The day I left her at my parents was one of the worst days of my life. Leaving behind my little girl when I ached to feed her and hold her and sing her to sleep was so painful. I longed to breastfeed her when I heard her hungry cries but I couldn't and mum wouldnt let me any time I was there and she wanted milk. It wasn't fair when I wouldn't be around all the other times to do it and it would upset us both.
I knew it was for the best to leave her with them. We all decided it was, and as I watched her grow up into such a cheeky, adventurous, loving little girl while my career progressed all the time, it made me feel like I had made the right choice. She blossomed with them whereas she wouldnt have with me.
My parents love Jasmine to bits. They have taken care of her so well. All I do is work, drink and sleep with random men that I don't even know because I don't like to get serious. Not very mother like behaviour is it?
I've spent a whole day off with her every week since she was born. When she was a baby I used to go round, bathe her, feed her, change her nappies, sing her to sleep, dance with her, take her for walks...I missed her first word and steps but at least I was around right? and then as she got older I could do more with her, until she went to nursery and I wasn't able to see her as much. The evenings when she gets home are the best because all she wants to do is tell me what she's done and show me the pictures shes drawn for me that day. You can't stop her from talking and that always makes me smile. Then I get her fed and bathed and tuck her up into bed, reading to her until she falls asleep on me. Her favourite thing to do is to have me under the duvet too so she can lay with her head on my chest and my arm around her and listen to the story until she drifts off.
As I sit and look at her I can't help but think that no matter how lucky I am to have her, I have missed out on so much. Here is my gorgeous little girl. My brown haired, brown eyed angel and I missed out on her first words and first steps, on all of those precious moments because of my being career driven and too selfish to bring up a child. Its during these moments, when I see her so peaceful, when I wonder how I gave birth to such a perfect little thing. I wonder how I ever found it in myself to give her away whether to my parents or not. She's my girl. My beautiful girl and it hurts my heart that in just a few minutes I am going to leave her for another week to do the job that used to be the most important thing in my life.
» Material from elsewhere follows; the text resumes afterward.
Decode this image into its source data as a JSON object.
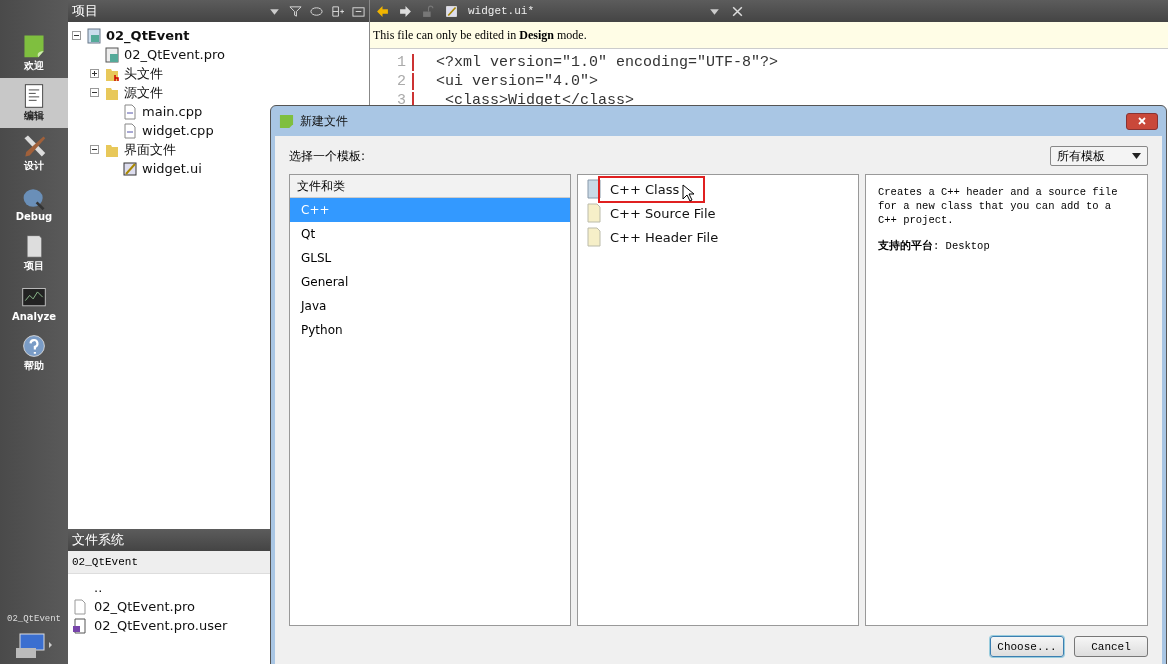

I hear a knock at the door and smile sadly as my mum enters. She gives me a sympathetic smile in return as I look at my daughter and brush a tear away from my cheek.
"Time to go Madeline." She tells me softly and walks up to me, kissing me on the top of my head.
"I love her so much mum." I admit to her as she walks back over to the bedroom door.
I bend over and kiss Jasmine on the forehead. She pulls Mitsy closer to her and turns over with a smile on her face.
"I know sweetheart. She loves you too. You're her mummy after all. Same time next week?" she asks and I look at my daughter and nod.
"Same time next week." I reply.
I get up off the bed and leave the room and my sleeping little angel behind me. For another week in all of those weeks that have passed in four years I am left to wonder if my heart will ever stop hurting in all of the moments that pass where I don't get to see my little girl.